Identifying ‘dynamic’ sperm sncRNA responsive to perceived stress experience

The relationship between normalized expression counts for the subsets of ‘dynamic’ sperm sncRNA and PSS scores were analyzed by implementing linear fixed effects models using the Bioconductor package ‘limma’ (version 3.38.3)¹¹¹. We implemented 7 different models to evaluate the relationship between the expression of individual ‘dynamic’ sncRNA and PSS scores, testing the following associations: (1) miRNA ~ PSS score at the time of collection (t); (2) miRNA ~ PSS score at collection t − 1; (3) miRNA ~ PSS score at collection t − 2; (4) miRNA ~ PSS score at collection t − 3; (5) miRNA ~ (change in PSS score between t and t − 1); (6) miRNA ~ (change in PSS score between t and t − 2); (7) miRNA ~ (change in PSS score between t and t − 3). The first four of these models tested for the relationship between expression of a miRNA and PSS scores using a ‘rheostat’ approach allowing for a delayed response. The final three models tested for the relationship between miRNA expression and the change in PSS scores using a ‘delta detector’ approach. The final results were tabulated and filtered for a p-value < 0.01 and FDR < 0.2 to detect significant associations.
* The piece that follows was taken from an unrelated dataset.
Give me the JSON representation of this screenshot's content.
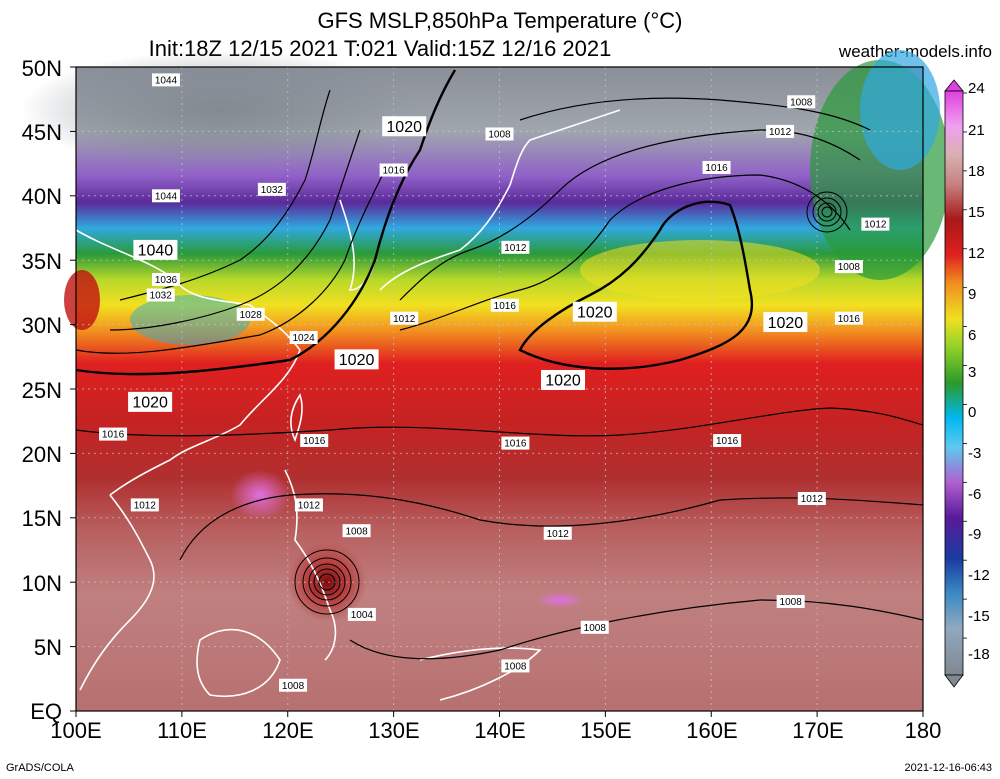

Software used for data analyses

Sperm sncRNA sequencing data was trimmed, aligned, and counted using the small non-coding RNA sequencing (sncRNASeq) analytical pipeline, which is available in its entirety via GitHub at https://github.com/acshetty/sncRNA-seq-analysis. All other data processing, visualization, and statistical modeling were performed in the R software environment (version 3.5.3)¹¹². Expression normalization was performed using the Bioconductor package ‘edgeR’ (version 3.24.3)¹¹⁰. Multivariate analyses were performed with the base R package ‘stats’ (version 3.5.3)¹¹². Most data visualizations were generated using ‘ggplot2’ (version 3.2.0)¹¹³. Linear modeling of the relationships between ‘dynamic’ sncRNA expression and PSS scores was performed using the Bioconductor package ‘limma’ (version 3.38.3)¹¹¹.

Author contributions

C.P.M., J.C.C., C.N.E., and T.L.B. conceived and designed the study. C.N.E. assisted with recruitment and assessments of human subjects. C.P.M., J.C.C., and D.S.B. assisted with human semen sample processing. C.P.M. performed sperm sncRNA sequencing. A.C.S. generated the sncRNA alignment and quantification pipeline. C.P.M., A.C.S., S.A.A., and T.L.B. designed/performed the data analysis and statistical modeling. C.P.M., C.N.E., and T.L.B. wrote the paper.

Data sharing plan

Raw and processed sequencing data are available from the Gene Expression Omnibus (GEO) database under accession code GSE159155. All other data supporting the findings of this study are available from the corresponding author upon reasonable request.

Competing interests

Dr. Epperson consults to and receives research support from Sage Therapeutics and serves in the Advisory Board for Asarina Pharma. All other authors declare no competing interests.

Supplementary information

is available for this paper at 10.1038/s41598-020-73867-7.